Tuesday, November 06, 2001

Dope

Two posts tonight! Limited Inc.'s limited readership should appreciate this, although maybe they will groan over the verbiage. Sorry.

Ahem, vee vill begin our lecture mit ein simple fifisection of a wabbit...
Oops, sorry about that, ladies and germs -- wrong set of notes!
In the November 5th New Yorker there is a column by the astute but limited James Surowiecki, who makes the standard case against breaking the Bayer patent on Cipro. The case goes like this: to come up with an antibiotic takes years of R & D, and R & D costs beaucoup millions; so if in the end, the anti-biotic isn't a moneymaker, then R & D into other anti-biotics will be inhibited. Thus it is socially advantageous not to bust Bayer's balls, so to speak.

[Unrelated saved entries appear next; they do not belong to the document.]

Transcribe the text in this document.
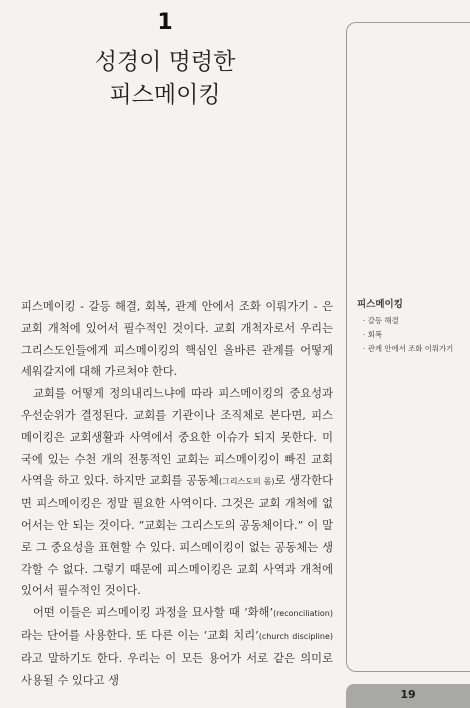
1
성경이 명령한
피스메이킹

피스메이킹 - 갈등 해결, 회복, 관계 안에서 조화 이뤄가기 - 은 교회 개척에 있어서 필수적인 것이다. 교회 개척자로서 우리는 그리스도인들에게 피스메이킹의 핵심인 올바른 관계를 어떻게 세워갈지에 대해 가르쳐야 한다.

교회를 어떻게 정의내리느냐에 따라 피스메이킹의 중요성과 우선순위가 결정된다. 교회를 기관이나 조직체로 본다면, 피스메이킹은 교회생활과 사역에서 중요한 이슈가 되지 못한다. 미국에 있는 수천 개의 전통적인 교회는 피스메이킹이 빠진 교회 사역을 하고 있다. 하지만 교회를 공동체(그리스도의 몸)로 생각한다면 피스메이킹은 정말 필요한 사역이다. 그것은 교회 개척에 없어서는 안 되는 것이다. “교회는 그리스도의 공동체이다.” 이 말로 그 중요성을 표현할 수 있다. 피스메이킹이 없는 공동체는 생각할 수 없다. 그렇기 때문에 피스메이킹은 교회 사역과 개척에 있어서 필수적인 것이다.

어떤 이들은 피스메이킹 과정을 묘사할 때 ‘화해’(reconciliation)라는 단어를 사용한다. 또 다른 이는 ‘교회 치리’(church discipline)라고 말하기도 한다. 우리는 이 모든 용어가 서로 같은 의미로 사용될 수 있다고 생

피스메이킹
· 갈등 해결
· 회복
· 관계 안에서 조화 이뤄가기
19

Unfortunately, as Surowiecki sleepwalks through his econ 101 lecture, he adds a number of facts that contradict his larger point, and support the idea that monopoly actually has an inhibiting effect on medically important R & D. He averts to the slowdown in antibiotic research after 1967, a generally agreed upon high point in the war against infectious diseases. That slowdown, he contends, was market driven:
"Besides, given the choice between making an anti-biotic that a person might take for two weeks once in a lifetime or developing an anti-depressant that a person would take every day for the rest of his life, drug companies naturally opted for the latter." If S. could be shaken out of his dogmatic slumbers for a bit and made to read back his own sentence, he might notice that monopoly, here, does the opposite of what he claims it does. It levels the field so that it makes it more profitable to de-emphasize exploring anti-biotic pharmaceuticals as compared to the more lucrative anti-depressives. In other words, bad research drives out good. And the penalty for that is minimal, given that anti-biotics are being held in a sixteen year bondage according to federal law, and the patent time frame is easily extendable. S. even is hip to the result of this: "that's why in the past twenty-five years they {big Pharma] have developed just one new class of anti-biotic." Well, let's look at correlations. We have an increasingly sophisticated sphere of intellectual property laws, and we have an increasingly debauched drug research system, more interested in those nifty sex-drive-n'-hair enhancers than in coming up with cures for multiple drug resistant tb. Now if the state were sensitive to this, it would not hand out monopoly power like candy. If there was a smaller time frame, the sex-drive-n-hair enhancers would have to be marketed more efficiently, as generic drug companies can come up with amazing copies quickly. In this atmosphere, the profitability of anti-biotic drugs as compared to others would go up, since there is less likely to be a major profit in copying them, and there is more reason to emphasize them for their developers. They would be mid-list drugs, steady sellers. Moreover, breaking up the monopoly power of big Pharma would recognize the R & D real world - which is networked through a university system largely subsidized by the good old Gov. Perhaps smaller companies can't compete with giant companies that dragoon, or tempt, researchers into more frivolous but lucrative research. But if there were more starters, there might just be more incentive to do that major research. In other words, more competition, lower entry costs, is what we should be aiming at.

Of course, Surowiecki's idea that tech comes when you lay out money as automatically as an old pooch trots to the dogfood bowl when you put out the Gainesburgers is pretty naive. It shows zero feeling for the history of the golden age of medicine, which was driven, pre-1967, much more by an ethos of public healthcare than by the numbers pharmaceutical giants are used to now. And another hint: the fons et origo of that era is clearly the biggest of all state endeavors of the 20th century -- as with most of our technology, the modern medical era can be tracked back to WWII. War is the mother of invention.